3 – Touches in the opponent's box in the 1st half of #MCIPSG
Manchester City : 23
Paris: 3Cornered. pic.twitter.com/nuXbBNyPHp
— OptaJean (@OptaJean) November 24, 2021
Druga część: podobnie, lecz z bramkami
Przynajmniej jeśli chodzi o pierwszą połowę. Druga zaczęła się tak, jak skończyła pierwsza: od okazji na gola Mbappe. I o ile przed przerwą spudłował, o tyle już po niej wykorzystał to, co miał. Po wzorowej akcji Leo Messiego i Neymara ten atak Paryża na bramkę zamienił trzeci z muszkieterów ekipy Pochettino. Szybko przyszło, szybko poszło – nawet po straconym golu Manchester City nie zmienił swojego podejścia do gry z Paryżanami. Momentem przełomowym było wejście Gabriela Jesusa na murawę Etihad Stadium: to on zaczął pełnić rolę środkowego napastnika w ekipie The Cityzens. I to szybko dało efekty. Wpierw gola po przepięknej akcji duetu Rodri – Walker wykończył Raheem Sterling, a 13 minut później bramkę na wagę zwycięstwa zdobył sam Gabriel Jesus. Do samego końca Manchester City całkowicie dominował i nie pozostawiał żadnych złudzeń kto jest lepszym zespołem w tym starciu.
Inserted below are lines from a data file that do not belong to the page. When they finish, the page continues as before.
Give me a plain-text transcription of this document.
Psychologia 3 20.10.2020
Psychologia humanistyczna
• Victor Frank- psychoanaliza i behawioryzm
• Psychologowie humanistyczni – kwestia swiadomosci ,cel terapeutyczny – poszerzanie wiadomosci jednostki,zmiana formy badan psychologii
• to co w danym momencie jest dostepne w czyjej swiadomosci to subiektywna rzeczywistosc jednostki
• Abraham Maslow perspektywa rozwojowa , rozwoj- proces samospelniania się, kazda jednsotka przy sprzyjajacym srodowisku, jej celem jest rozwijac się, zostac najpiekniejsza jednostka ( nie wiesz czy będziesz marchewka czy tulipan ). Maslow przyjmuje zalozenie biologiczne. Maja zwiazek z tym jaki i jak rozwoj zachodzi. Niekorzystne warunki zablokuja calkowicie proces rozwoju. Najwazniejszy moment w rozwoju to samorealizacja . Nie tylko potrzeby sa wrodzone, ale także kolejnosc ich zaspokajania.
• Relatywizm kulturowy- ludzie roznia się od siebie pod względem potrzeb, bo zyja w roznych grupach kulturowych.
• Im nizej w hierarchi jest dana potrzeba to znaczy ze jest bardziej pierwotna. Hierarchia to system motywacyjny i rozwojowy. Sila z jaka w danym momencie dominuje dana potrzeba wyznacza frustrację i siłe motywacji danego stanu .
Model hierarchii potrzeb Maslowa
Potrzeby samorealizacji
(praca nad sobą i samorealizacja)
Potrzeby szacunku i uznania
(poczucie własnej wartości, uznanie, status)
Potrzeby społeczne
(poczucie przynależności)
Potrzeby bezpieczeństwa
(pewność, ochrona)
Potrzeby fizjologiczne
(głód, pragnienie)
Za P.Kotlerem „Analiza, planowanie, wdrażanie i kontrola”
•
Manchester City zapewnił sobie tym zwycięstwem awans do fazy pucharowej. W ostatnim meczu grupy A podopieczni Guardioli zmierzą się z RB Lipsk na wyjeździe, zaś PSG będzie mierzyło się na Parc de Princes z Club Brugge. Paryżanie także są pewni wyjścia z grupy Champions League.
Całkowita dominacja
„Oil Classico” nie zawiodło. Dwa zespoły, które mają najbardziej wartościowymi na świecie według transfermarkt.de z pewnością zaprezentowały poziom, który musiał się podobać postronnemu widzowi. Nie ma jednak co się oszukiwać: to spotkanie to także symbol. Symbol, który ukazuje to, jak budowane są oba kluby prowadzone przez szejków. PSG to bardziej ekipa bazująca na indywidualnościach niż na świetnej organizacji, i to było dzisiaj widać. Z kolei Manchester City – mimo równie dużego budżetu – ma bardziej stabilny plan na to, jak budować zespół mający sięgać po najwyższe laury. To, jaką przewagę osiągnęli piłkarze Guardioli pokazują najlepiej statystyki.
Man City (2.04) 2-1 (1.03) PSG
— The xG Philosophy (@xGPhilosophy) November 24, 2021
Dzisiaj zwyciężyła druga koncepcja: tak naprawdę przez ani sekundę nie było widać, by gracze City stracili kontrolę nad tym meczem. Pressing, utrzymanie się przy piłce, pasja, agresja, doskok, magia i piękne gole. A także 100% panowanie nad przebiegiem spotkania. City 2. PSG1. Chapeau bas, The Cityzens.